AEMMP Practicum Provides Real-World Experience in Entertainment Management
Business and Entrepreneurship students release music, manage talent, and develop social marketing campaigns through Columbia’s unique Arts, Entertainment and Media Management course.
AEMMP Records, AEMMP Talent, AEMMP Digital Distribution—to the layperson in Chicago, these titles might not be familiar, but for students in the Business and Entrepreneurship Department at Columbia College Chicago, they are a way of life. AEMMP (Arts, Entertainment and Media Management Practicum) classes are built from the ground up to give students experience releasing music, managing talent and developing social marketing campaigns. These classes are unique in their format, and Columbia is one of the first colleges to create structured collaboration between these aspects of entertainment management.
AEMMP Records consists of two classes: AEMMP Hip-Hop and AEMMP Rock. AEMMP Talent is a class and talent agency that collaborates with AEMMP records on events and a hip-hop and rock performance at South by Southwest (SXSW), the Austin, Texas, arts and music festival. The AEMMP Digital Distribution course provides social media and web marketing services in collaboration with all AEMMP classes, especially for SXSW.
“As [AEMMP Hip-Hop], we identify artists who we want to work with, and we spend time learning about and studying what makes an artist choose any label, and what we are able to offer an artist,” says lecturer Alexander Fruchter. “The kids really get that down pat.” Working with artists—whether they be student bands or acts from around the city—in a professional setting while still in college provides an invaluable experience. Students get into the specifics of licensing music, drafting and signing performance contracts, and developing production and special event budgets—mimicking the real world of the music business.
The students themselves have a range of experience levels, says AEMMP Rock adviser and Business and Entrepreneurship assistant professor Jerry Brindisi. “The benefit is that these students are really learning and forging new ground together,” he says. Brindisi said that graduate students have the opportunity to learn from undergrads’ knowledge base, and younger students can learn from the composure and professionalism graduate students often bring to the table.
Arts, Entertainment and Media Management alumna Jennifer Noyes MAM ’15 was a talent manager in AEMMP Talent, and she’s found a niche that supports her love of managing comedy talent as well as advancing her own comedy career.

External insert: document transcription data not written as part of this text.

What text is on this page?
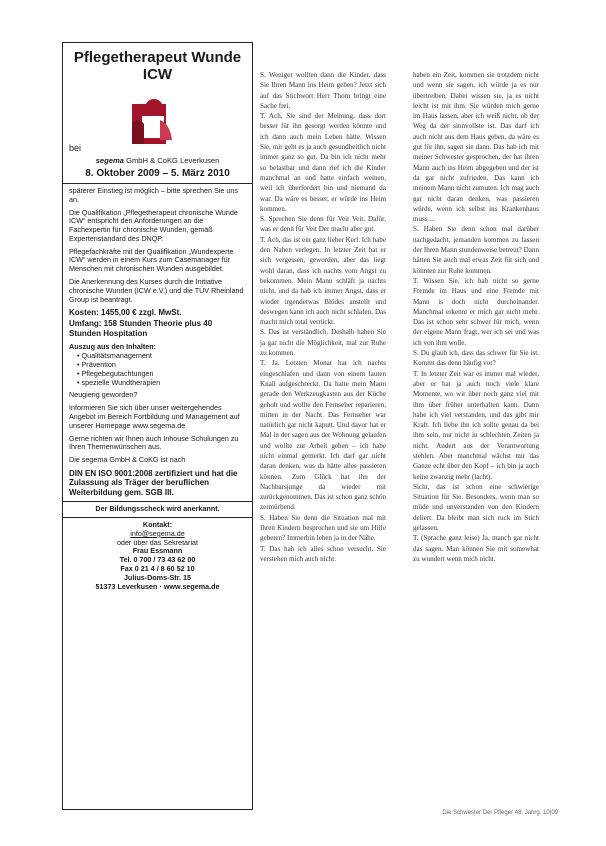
Pflegetherapeut Wunde ICW
bei
segema GmbH & CoKG Leverkusen
8. Oktober 2009 – 5. März 2010

späterer Einstieg ist möglich – bitte sprechen Sie uns an.

Die Qualifikation „Pflegetherapeut chronische Wunde ICW“ entspricht den Anforderungen an die Fachexpertin für chronische Wunden, gemäß Expertenstandard des DNQP.

Pflegefachkräfte mit der Qualifikation „Wundexperte ICW“ werden in einem Kurs zum Casemanager für Menschen mit chronischen Wunden ausgebildet.

Die Anerkennung des Kurses durch die Initiative chronische Wunden (ICW e.V.) und die TÜV Rheinland Group ist beantragt.

Kosten: 1455,00 € zzgl. MwSt.
Umfang: 158 Stunden Theorie plus 40 Stunden Hospitation
Auszug aus den Inhalten:
• Qualitätsmanagement
• Prävention
• Pflegebegutachtungen
• spezielle Wundtherapien

Neugierig geworden?

Informieren Sie sich über unser weitergehendes Angebot im Bereich Fortbildung und Management auf unserer Homepage www.segema.de

Gerne richten wir Ihnen auch Inhouse Schulungen zu Ihren Themenwünschen aus.

Die segema GmbH & CoKG ist nach

DIN EN ISO 9001:2008 zertifiziert und hat die Zulassung als Träger der beruflichen Weiterbildung gem. SGB III.
Der Bildungsscheck wird anerkannt.
Kontakt:
info@segema.de
oder über das Sekretariat
Frau Essmann
Tel. 0 700 / 73 43 62 00
Fax 0 21 4 / 8 60 52 10
Julius-Doms-Str. 15
51373 Leverkusen · www.segema.de

S. Weniger wollten dann die Kinder, dass Sie Ihren Mann ins Heim geben? Jetzt sich auf das Stichwort Herr Thom bringt eine Sache frei.

T. Ach, Sie sind der Meinung, dass dort besser für ihn gesorgt werden könnte und ich dann auch mein Leben hätte. Wissen Sie, mir geht es ja auch gesundheitlich nicht immer ganz so gut. Da bin ich nicht mehr so belastbar und dann rief ich die Kinder manchmal an und hatte einfach weinen, weil ich überfordert bin und niemand da war. Da wäre es besser, er würde ins Heim kommen.

S. Sprechen Sie denn für Veit Veit. Dafür, was er denn für Veit Der macht aber gut.

T. Ach, das ist ein ganz lieber Kerl. Ich habe den Nahen verlegen. In letzter Zeit hat er sich vergessen, geworden, aber das liegt wohl daran, dass ich nachts vom Angst zu bekommen. Mein Mann schläft ja nachts nicht, und da hab ich immer Angst, dass er wieder irgendetwas Blödes anstellt und deswegen kann ich auch nicht schlafen. Das macht mich total verrückt.

S. Das ist verständlich. Deshalb haben Sie ja gar nicht die Möglichkeit, mal zur Ruhe zu kommen.

T. Ja. Letzten Monat hat ich nachts eingeschlafen und dann von einem lauten Knall aufgeschreckt. Da hatte mein Mann gerade den Werkzeugkasten aus der Küche geholt und wollte den Fernseher reparieren, mitten in der Nacht. Das Fernseher war natürlich gar nicht kaputt. Und davor hat er Mal in der sagen aus der Wohnung gelaufen und wollte zur Arbeit gehen – ich habe nicht einmal gemerkt. Ich darf gar nicht daran denken, was da hätte alles passieren können. Zum Glück hat ihn der Nachbarsjunge da wieder mit zurückgenommen. Das ist schon ganz schön zermürbend.

S. Haben Sie denn die Situation mal mit Ihren Kindern besprochen und sie um Hilfe gebeten? Immerhin leben ja in der Nähe.

T. Das hab ich alles schon versucht. Sie verstehen mich auch nicht.

haben ein Zeit, kommen sie trotzdem nicht und wenn sie sagen, ich würde ja es nur übertreiben. Dabei wissen sie, ja es nicht leicht ist mit ihm. Sie würden mich gerne im Haus lassen, aber ich weiß nicht, ob der Weg da der sinnvollste ist. Das darf ich auch nicht aus dem Haus geben, da wäre es gut für ihn, sagen sie dann. Das hab ich mit meiner Schwester gesprochen, der hat ihren Mann auch ins Heim abgegeben und der ist da gar nicht zufrieden. Das kann ich meinem Mann nicht zumuten. Ich mag auch gar nicht daran denken, was passieren würde, wenn ich selbst ins Krankenhaus muss ...

S. Haben Sie denn schon mal darüber nachgedacht, jemanden kommen zu lassen der Ihren Mann stundenweise betreut? Dann hätten Sie auch mal etwas Zeit für sich und könnten zur Ruhe kommen.

T. Wissen Sie, ich hab nicht so gerne Fremde im Haus und eine Fremde mit Mann is doch nicht durcheinander. Manchmal erkennt er mich gar nicht mehr. Das ist schon sehr schwer für mich, wenn der eigene Mann fragt, wer ich sei und was ich von ihm wolle.

S. Du glaub ich, dass das schwer für Sie ist. Kommt das denn häufig vor?

T. In letzter Zeit war es immer mal wieder, aber er hat ja auch noch viele klare Momente, wo wir über noch ganz viel mit ihm über früher unterhalten kann. Dann habe ich viel verstanden, und das gibt mir Kraft. Ich liebe ihn ich sollte genau da bei ihm sein, nur nicht in schlechten Zeiten ja nicht. Andert aus der Verantwortung stehlen. Aber manchmal wächst mir das Ganze echt über den Kopf – ich bin ja auch keine zwanzig mehr (lacht).

Sicht, das ist schon eine schwierige Situation für Sie. Besonders, wenn man so müde und unverstanden von den Kindern deliert. Da bleibt man sich ruck im Stich gelassen.

T. (Sprache ganz leise) Ja, manch gar nicht das sagen. Man können Sie mit somewhat zu wundert wenn mich nicht.

Die Schwester Der Pfleger 48. Jahrg. 10|09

“It was really just an interest in managing artists [that made me take the class], but I didn’t know I would get so lucky as to work in management for comedy and self-management of my own career,” she says.
The breadth of experiences available to students through AEMMP courses has been a point of interest for prospective students for years. The AEMMP Digital Distribution class includes developing a social media and digital marketing campaign for Manifest (the end-of-the-year urban arts festival produced by Columbia students and staff), SXSW and a performing artist of the student’s choice. The students do everything from tweeting photos of Manifest to coordinating the AEMMP SXSW social media coverage.
“If you want a more hands-on experience with the online marketing aspect, I would take it,” says Brook Koelndorfer ’14. “Put effort into it, because you get out what you put in.”
All of the AEMMP classes overlap and support each other, just like the students’ work within the courses. AEMMP is a team that has to work through any dysfunction and support each other’s successes because students are creating a product just like any other professional entertainment company. Brindisi says ultimately, the most important lesson is that a company thrives on the invested participation of every member, so every student contributes to the success of AEMMP.
“We’re talking about more complicated types of experiences,” says Brindisi. “There might be a series of deadlines that they are responsible for. It gives those students a very real experience in working with teams, and collaborating not only with other students in other departments, but outside the college. They are truly engaging with the industry.”